At Hasbro, sales increased by 6% from the same period a year ago, to $1.3 billion. The Pawtucket, R.I.-based company--parent of Monopoly and Mr. Potato Head--says the gains were driven by strong performances from Star Wars, Playskool, Nerf and Furreal Friends, as well as gains in sales for Trivial Pursuit and Scrabble. It also posted a gain in earnings to $138.2 million, up from $132 million.
"We are very pleased with our third-quarter and year-to-date performance," the company says in its release. "In a challenging environment, we delivered both revenue and earnings growth. As we look to the remainder of the year, we are well-positioned with the richest and most diversified portfolio of brands in the industry."

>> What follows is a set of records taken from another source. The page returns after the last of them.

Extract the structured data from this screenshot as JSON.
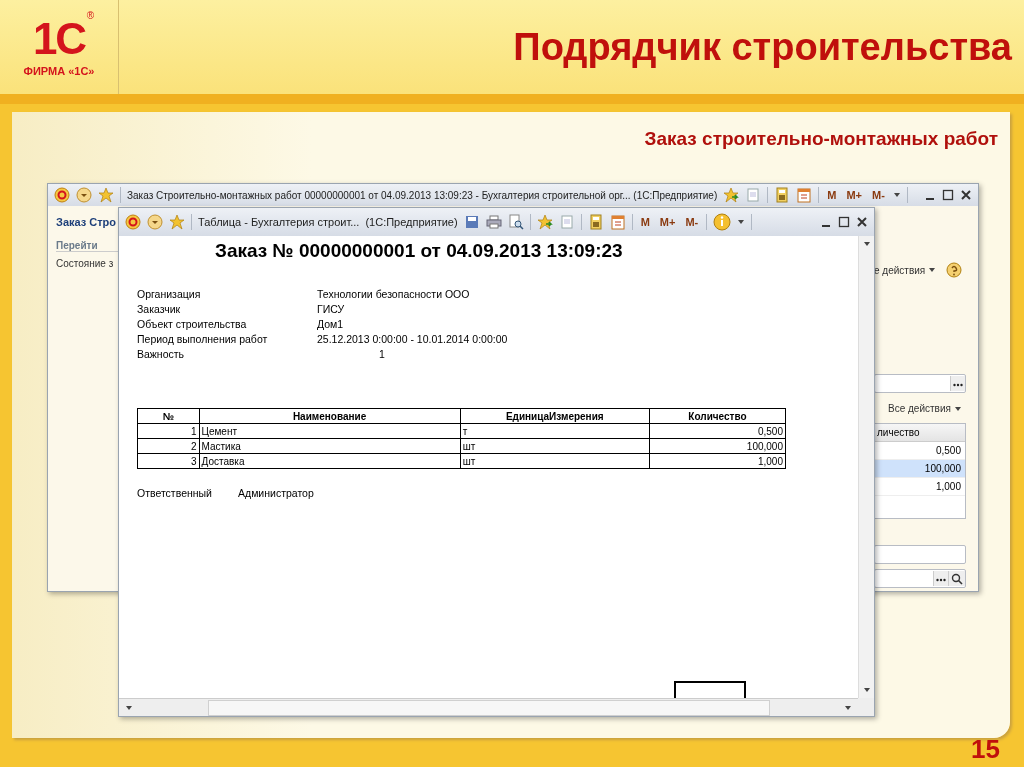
{
  "header": {
    "logo_mark": "1С",
    "logo_registered": "®",
    "logo_caption": "ФИРМА «1С»",
    "title": "Подрядчик строительства"
  },
  "subtitle": "Заказ строительно-монтажных работ",
  "page_number": "15",
  "back_window": {
    "title": "Заказ Строительно-монтажных работ 00000000001 от 04.09.2013 13:09:23 - Бухгалтерия строительной орг... (1С:Предприятие)",
    "memory_buttons": [
      "M",
      "M+",
      "M-"
    ],
    "form_title": "Заказ Стро",
    "nav_heading": "Перейти",
    "nav_items": [
      "Состояние з"
    ],
    "actions_menu": "е действия",
    "all_actions_menu": "Все действия",
    "grid_header": "личество",
    "grid_rows": [
      {
        "value": "0,500",
        "selected": false
      },
      {
        "value": "100,000",
        "selected": true
      },
      {
        "value": "1,000",
        "selected": false
      }
    ]
  },
  "front_window": {
    "title": "Таблица - Бухгалтерия строит...",
    "app_name": "(1С:Предприятие)",
    "memory_buttons": [
      "M",
      "M+",
      "M-"
    ],
    "document": {
      "heading": "Заказ № 00000000001 от 04.09.2013 13:09:23",
      "fields": [
        {
          "label": "Организация",
          "value": "Технологии безопасности ООО"
        },
        {
          "label": "Заказчик",
          "value": "ГИСУ"
        },
        {
          "label": "Объект строительства",
          "value": "Дом1"
        },
        {
          "label": "Период выполнения работ",
          "value": "25.12.2013 0:00:00 - 10.01.2014 0:00:00"
        },
        {
          "label": "Важность",
          "value": "1"
        }
      ],
      "table": {
        "columns": [
          "№",
          "Наименование",
          "ЕдиницаИзмерения",
          "Количество"
        ],
        "rows": [
          [
            "1",
            "Цемент",
            "т",
            "0,500"
          ],
          [
            "2",
            "Мастика",
            "шт",
            "100,000"
          ],
          [
            "3",
            "Доставка",
            "шт",
            "1,000"
          ]
        ]
      },
      "responsible_label": "Ответственный",
      "responsible_value": "Администратор"
    }
  }
}
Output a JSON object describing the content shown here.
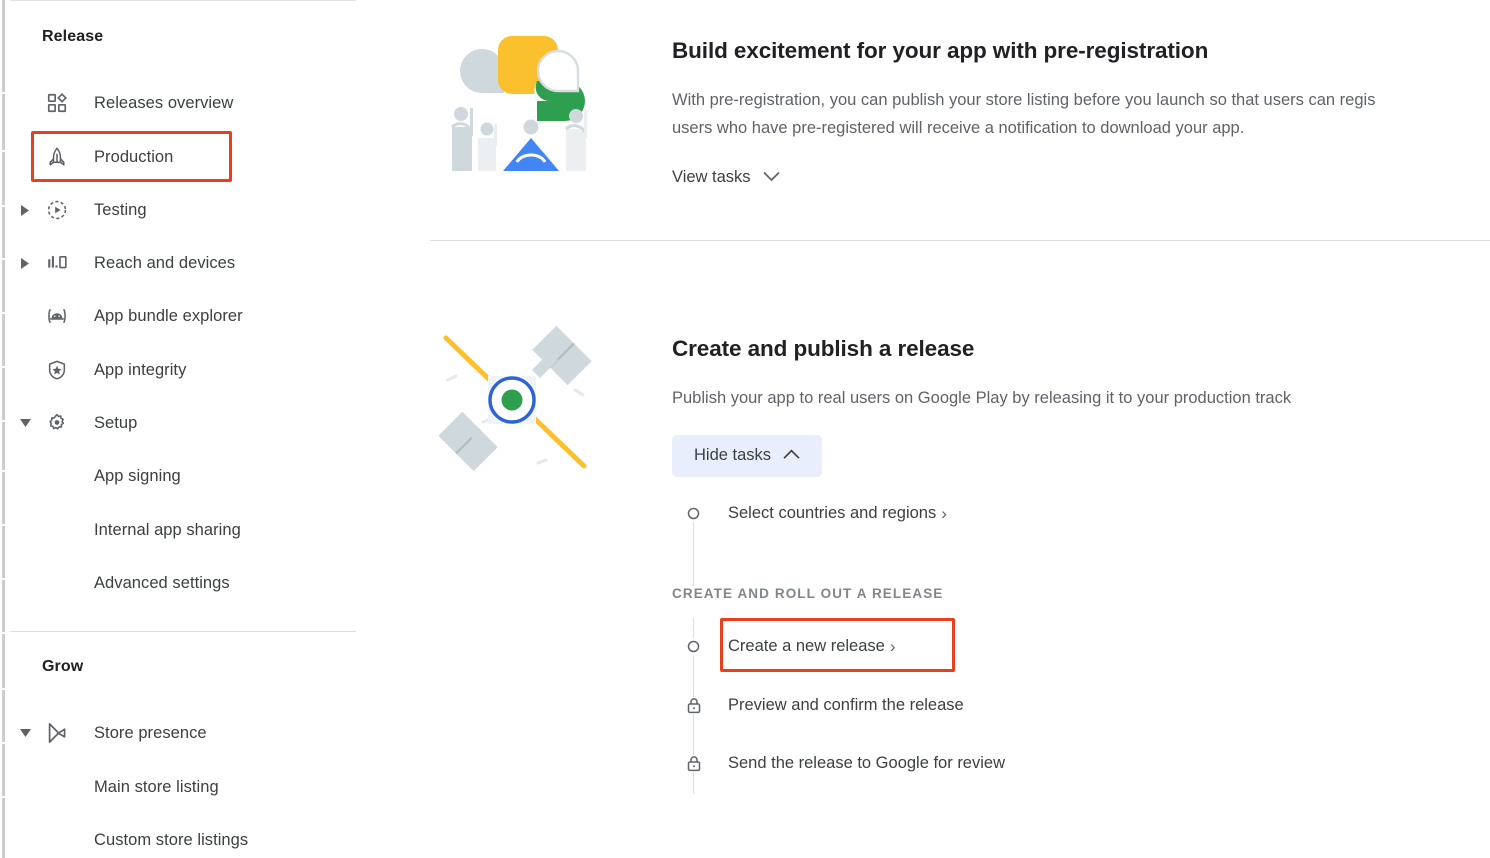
{
  "sidebar": {
    "sections": [
      {
        "title": "Release"
      },
      {
        "title": "Grow"
      }
    ],
    "release_title": "Release",
    "grow_title": "Grow",
    "items": [
      {
        "label": "Releases overview",
        "icon": "grid-diamond-icon",
        "expandable": false,
        "child": false
      },
      {
        "label": "Production",
        "icon": "rocket-icon",
        "expandable": false,
        "child": false,
        "highlighted": true
      },
      {
        "label": "Testing",
        "icon": "play-circle-dashed-icon",
        "expandable": true,
        "expanded": false,
        "child": false
      },
      {
        "label": "Reach and devices",
        "icon": "bar-chart-device-icon",
        "expandable": true,
        "expanded": false,
        "child": false
      },
      {
        "label": "App bundle explorer",
        "icon": "android-bundle-icon",
        "expandable": false,
        "child": false
      },
      {
        "label": "App integrity",
        "icon": "shield-star-icon",
        "expandable": false,
        "child": false
      },
      {
        "label": "Setup",
        "icon": "gear-icon",
        "expandable": true,
        "expanded": true,
        "child": false
      },
      {
        "label": "App signing",
        "icon": "",
        "expandable": false,
        "child": true
      },
      {
        "label": "Internal app sharing",
        "icon": "",
        "expandable": false,
        "child": true
      },
      {
        "label": "Advanced settings",
        "icon": "",
        "expandable": false,
        "child": true
      }
    ],
    "grow_items": [
      {
        "label": "Store presence",
        "icon": "google-play-icon",
        "expandable": true,
        "expanded": true,
        "child": false
      },
      {
        "label": "Main store listing",
        "icon": "",
        "expandable": false,
        "child": true
      },
      {
        "label": "Custom store listings",
        "icon": "",
        "expandable": false,
        "child": true
      }
    ]
  },
  "main": {
    "cards": [
      {
        "id": "pre-registration",
        "illustration": "people-speech-bubbles-illustration",
        "title": "Build excitement for your app with pre-registration",
        "description_line1": "With pre-registration, you can publish your store listing before you launch so that users can regis",
        "description_line2": "users who have pre-registered will receive a notification to download your app.",
        "toggle_label": "View tasks",
        "toggle_state": "collapsed",
        "toggle_icon": "chevron-down-icon"
      },
      {
        "id": "create-publish-release",
        "illustration": "satellite-illustration",
        "title": "Create and publish a release",
        "description_line1": "Publish your app to real users on Google Play by releasing it to your production track",
        "toggle_label": "Hide tasks",
        "toggle_state": "expanded",
        "toggle_icon": "chevron-up-icon",
        "tasks": [
          {
            "label": "Select countries and regions",
            "marker": "circle-outline-icon",
            "chevron": "›",
            "state": "available"
          }
        ],
        "task_group": {
          "title": "CREATE AND ROLL OUT A RELEASE",
          "tasks": [
            {
              "label": "Create a new release",
              "marker": "circle-outline-icon",
              "chevron": "›",
              "state": "available",
              "highlighted": true
            },
            {
              "label": "Preview and confirm the release",
              "marker": "lock-icon",
              "chevron": "",
              "state": "locked"
            },
            {
              "label": "Send the release to Google for review",
              "marker": "lock-icon",
              "chevron": "",
              "state": "locked"
            }
          ]
        }
      }
    ]
  },
  "colors": {
    "highlight_red": "#e8401c",
    "accent_blue": "#e8eefc",
    "text_primary": "#202124",
    "text_secondary": "#5f6368",
    "illustration_yellow": "#fbc02d",
    "illustration_green": "#2e9e4f",
    "illustration_blue": "#4285f4",
    "illustration_gray": "#cfd8dc"
  }
}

And while Mattel also saw its sales increase 6% to $1.95 billion, there were signs of weaknesses as well, with sales of its Barbie franchise down 1% worldwide, despite modest domestic growth. Sales of its Hot Wheels toys also eased 1% worldwide.

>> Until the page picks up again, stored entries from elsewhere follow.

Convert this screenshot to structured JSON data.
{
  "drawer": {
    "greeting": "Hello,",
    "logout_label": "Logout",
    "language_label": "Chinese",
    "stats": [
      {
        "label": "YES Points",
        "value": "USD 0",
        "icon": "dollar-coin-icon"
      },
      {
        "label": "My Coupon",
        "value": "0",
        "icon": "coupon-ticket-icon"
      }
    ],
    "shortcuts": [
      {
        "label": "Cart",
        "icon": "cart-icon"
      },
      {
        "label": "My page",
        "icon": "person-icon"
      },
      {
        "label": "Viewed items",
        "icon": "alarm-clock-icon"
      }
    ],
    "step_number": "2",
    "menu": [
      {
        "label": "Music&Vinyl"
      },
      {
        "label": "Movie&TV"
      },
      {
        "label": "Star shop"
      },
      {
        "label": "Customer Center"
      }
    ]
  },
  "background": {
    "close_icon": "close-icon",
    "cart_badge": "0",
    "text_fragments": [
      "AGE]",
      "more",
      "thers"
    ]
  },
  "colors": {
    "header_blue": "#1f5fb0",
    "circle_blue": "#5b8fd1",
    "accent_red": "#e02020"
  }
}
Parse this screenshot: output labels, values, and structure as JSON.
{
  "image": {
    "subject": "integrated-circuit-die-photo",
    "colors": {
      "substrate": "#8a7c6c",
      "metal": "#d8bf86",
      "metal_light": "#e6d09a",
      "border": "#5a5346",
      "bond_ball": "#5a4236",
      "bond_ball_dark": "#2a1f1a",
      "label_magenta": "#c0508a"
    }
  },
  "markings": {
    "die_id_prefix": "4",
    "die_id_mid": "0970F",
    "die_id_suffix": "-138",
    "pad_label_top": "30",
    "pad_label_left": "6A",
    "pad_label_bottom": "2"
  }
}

But Fisher-Price continued to be strong--with sales up 7%--and at its American Girl division, sales are up 11%, thanks to products tied to the Kitt Kittredge movie.
"In light of the recent global economic environment, our business performed well in the quarter," the El Segundo, Calif.-based company says in its release. "The all-important holiday season, however, is ahead of us, and fortunately, we've got some of the industry's hottest toys that deliver terrific play value for both parent and child." Its income also gained a bit to $238.1 million, up from $236.8 million in the same period a year ago.
While both companies have plenty of entries poised to be big sellers this season--including Sesame Street's Elmo Live from Mattel and Furreal Friends Biscuit from Hasbro, both named to Toys"R"Us "Fabulous 15" toy list earlier this fall--industry experts are worried that toy sales may suffer as parents trim their holiday spending plans.
As a result, many retailers are focusing more on price. Toys"R"Us, for example, just unveiled its new holiday marketing campaign, "Where kids are a big deal," focusing on the chain's wide product assortment as well as exceptional values. And Toys"R"Us, Target, and Walmart have been pushing an extensive selection of toys priced at $10 or lower.